Vielen älteren Arbeitslosen fällt es schwer, eine neue Stelle zu finden. (Symbolbild)

Bild: Manuela Jans

(gb.) Geht es nach der Justizministerin Karin-Keller Suter sollen ältere Arbeitslose von einer Überbrückungsrente profitieren bis sie pensioniert werden. Das Geld käme ausgesteuerten Personen ab 60 Jahren zu Gute, damit sie nicht von der Sozialhilfe abhängig werden.

Die Mitglieder der Finanzkommission des Nationalrates stimmten der Vorlage am Donnerstag mit 31 zu 10 Stimmen zu, wie einer Mitteilung der Kommission zu entnehmen ist.
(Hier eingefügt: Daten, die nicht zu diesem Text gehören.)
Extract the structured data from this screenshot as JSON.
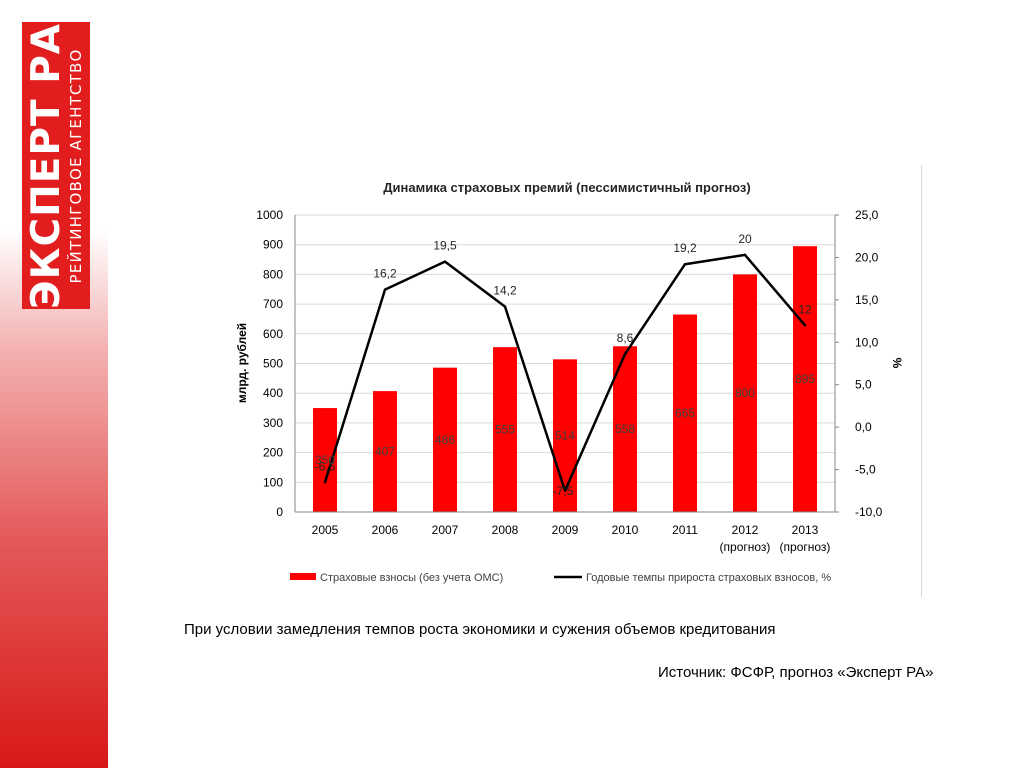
{
  "logo": {
    "main_text": "ЭКСПЕРТ РА",
    "sub_text": "РЕЙТИНГОВОЕ АГЕНТСТВО",
    "brand_color": "#e11d1d"
  },
  "chart_data": {
    "type": "bar+line",
    "title": "Динамика страховых премий (пессимистичный прогноз)",
    "categories": [
      "2005",
      "2006",
      "2007",
      "2008",
      "2009",
      "2010",
      "2011",
      "2012",
      "2013"
    ],
    "category_sublabels": [
      "",
      "",
      "",
      "",
      "",
      "",
      "",
      "(прогноз)",
      "(прогноз)"
    ],
    "ylabel_left": "млрд. рублей",
    "ylabel_right": "%",
    "ylim_left": [
      0,
      1000
    ],
    "yticks_left": [
      "0",
      "100",
      "200",
      "300",
      "400",
      "500",
      "600",
      "700",
      "800",
      "900",
      "1000"
    ],
    "ylim_right": [
      -10,
      25
    ],
    "yticks_right": [
      "-10,0",
      "-5,0",
      "0,0",
      "5,0",
      "10,0",
      "15,0",
      "20,0",
      "25,0"
    ],
    "grid": true,
    "legend_position": "bottom",
    "bar_series": {
      "name": "Страховые взносы (без учета ОМС)",
      "color": "#ff0000",
      "values": [
        350,
        407,
        486,
        555,
        514,
        558,
        665,
        800,
        895
      ],
      "labels": [
        "350",
        "407",
        "486",
        "555",
        "514",
        "558",
        "665",
        "800",
        "895"
      ]
    },
    "line_series": {
      "name": "Годовые темпы прироста страховых взносов, %",
      "color": "#000000",
      "values": [
        -6.5,
        16.2,
        19.5,
        14.2,
        -7.5,
        8.6,
        19.2,
        20.3,
        12.0
      ],
      "labels": [
        "-6,5",
        "16,2",
        "19,5",
        "14,2",
        "-7,5",
        "8,6",
        "19,2",
        "20",
        "12"
      ]
    }
  },
  "caption": "При условии замедления темпов роста экономики и сужения объемов кредитования",
  "source": "Источник: ФСФР, прогноз «Эксперт РА»"
}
Eine Mehrheit wollte aber, dass im Fall der Einführung der Überbrückungsrente nicht nur wie von Keller-Suter vorgesehen die Wirksamkeit überprüft wird, sondern auch die finanziellen Auswirkungen.
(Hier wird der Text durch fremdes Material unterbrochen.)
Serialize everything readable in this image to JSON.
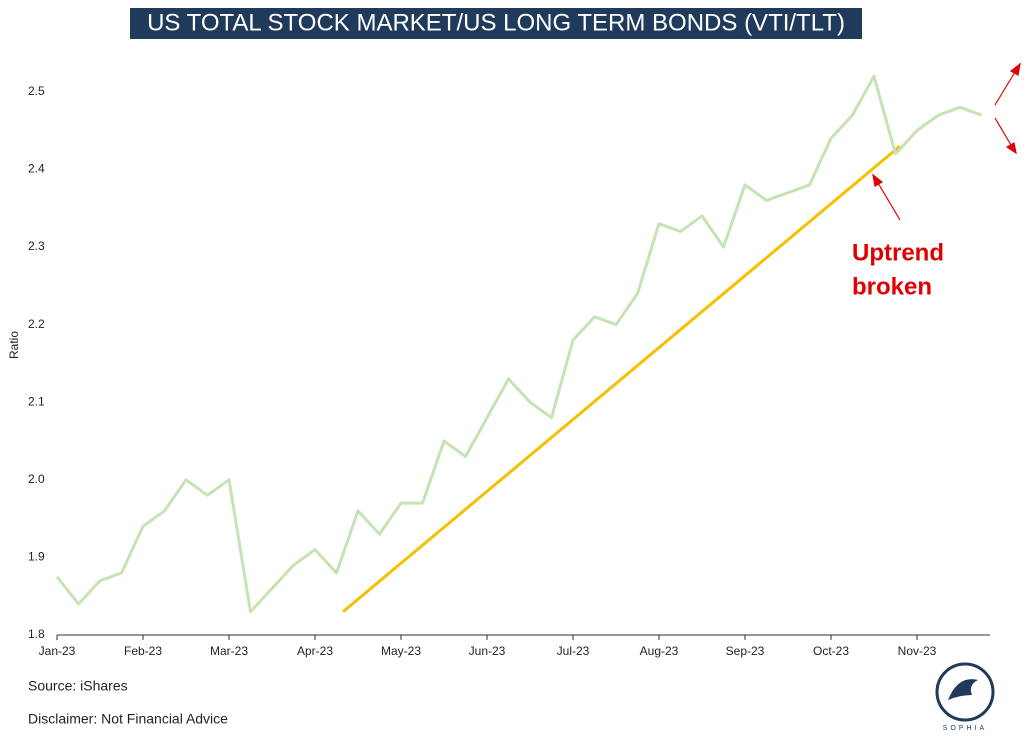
{
  "chart_data": {
    "type": "line",
    "title": "US TOTAL STOCK MARKET/US LONG TERM BONDS (VTI/TLT)",
    "ylabel": "Ratio",
    "categories": [
      "Jan-23",
      null,
      null,
      null,
      "Feb-23",
      null,
      null,
      null,
      "Mar-23",
      null,
      null,
      null,
      "Apr-23",
      null,
      null,
      null,
      "May-23",
      null,
      null,
      null,
      "Jun-23",
      null,
      null,
      null,
      "Jul-23",
      null,
      null,
      null,
      "Aug-23",
      null,
      null,
      null,
      "Sep-23",
      null,
      null,
      null,
      "Oct-23",
      null,
      null,
      null,
      "Nov-23",
      null,
      null,
      null
    ],
    "series": [
      {
        "name": "VTI/TLT",
        "color": "#c5e3b5",
        "values": [
          1.875,
          1.84,
          1.87,
          1.88,
          1.94,
          1.96,
          2.0,
          1.98,
          2.0,
          1.83,
          1.86,
          1.89,
          1.91,
          1.88,
          1.96,
          1.93,
          1.97,
          1.97,
          2.05,
          2.03,
          2.08,
          2.13,
          2.1,
          2.08,
          2.18,
          2.21,
          2.2,
          2.24,
          2.33,
          2.32,
          2.34,
          2.3,
          2.38,
          2.36,
          2.37,
          2.38,
          2.44,
          2.47,
          2.52,
          2.42,
          2.45,
          2.47,
          2.48,
          2.47
        ]
      }
    ],
    "trendline": {
      "color": "#f5c000",
      "values": [
        1.83,
        2.43
      ]
    },
    "ylim": [
      1.8,
      2.55
    ],
    "yticks": [
      {
        "value": 1.8,
        "label": "1.8"
      },
      {
        "value": 1.9,
        "label": "1.9"
      },
      {
        "value": 2.0,
        "label": "2.0"
      },
      {
        "value": 2.1,
        "label": "2.1"
      },
      {
        "value": 2.2,
        "label": "2.2"
      },
      {
        "value": 2.3,
        "label": "2.3"
      },
      {
        "value": 2.4,
        "label": "2.4"
      },
      {
        "value": 2.5,
        "label": "2.5"
      }
    ],
    "annotation": [
      "Uptrend",
      "broken"
    ],
    "source": "Source: iShares",
    "disclaimer": "Disclaimer: Not Financial Advice",
    "logo": "SOPHIA"
  }
}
Die Finanzkommission bevorzugt zudem den ursprünglichen Vorschlag Keller-Suters gegenüber der Variante, wie sie der Ständerat Mitte Dezember vorgeschlagen hatte. Der Ständerat hatte die Vorlage nämlich abgeschwächt. Die Überbrückungsrente soll nicht bis zum Pensionsalter gezahlt werden, sondern nur bis zum Frühpensionierungsalter von 62 bzw. 63 Jahren. Ausserdem sprach sich eine knappe Mehrheit für tiefere Beiträge als vom Bundesrat vorgeschlagen aus.

Zu den vehementesten Gegnern der Überbrückungsrente für ältere Arbeitslose gehört die SVP. Gleich nach dem Entscheid der Finanzkommission hat sie eine Mitteilung veröffentlicht, in der sie die Schaffung eines «neuen, teuren Sozialwerks» kritisiert. Um die Situation auf dem Arbeitsmarkt für ältere Arbeitslose zu verbessern, solle der Bundesrat besser die Zuwanderung bremsen.

Kommission sagt auch Ja zur Abschaffung der Industriezölle

Auf der Agenda der Finanzkommission standen noch zwei weitere Geschäfte: Der Ersatz für die SAP-Informatiksysteme für den Bund und die Aufhebung der Industriezölle. Bei ersterem handelt es sich um eines der grössten Informatikprojekte des Bundes der letzten Jahre. Die grosse Mehrheit der Kommission war der Meinung, dass die SAP-Systeme zwingend ersetzt werden müssen und trat deshalb auf die Vorlage ein. Weil es aber zahlreiche ungeklärte Fragen zum Systemwechsel gab, wurde eine Unterkommission damit beauftragt, weitere Details zu klären.

Auch bei den Industriezöllen folgten die Mitglieder der Finanzkommission dem Bundesrat mehrheitlich. Dieser hatte für die Abschaffung der Industriezölle plädiert, um die wirtschaftlichen Rahmenbedingungen für Unternehmen in der Schweiz zu verbessern und einen Beitrag zur Bekämpfung der «Hochpreisinsel Schweiz» zu leisten.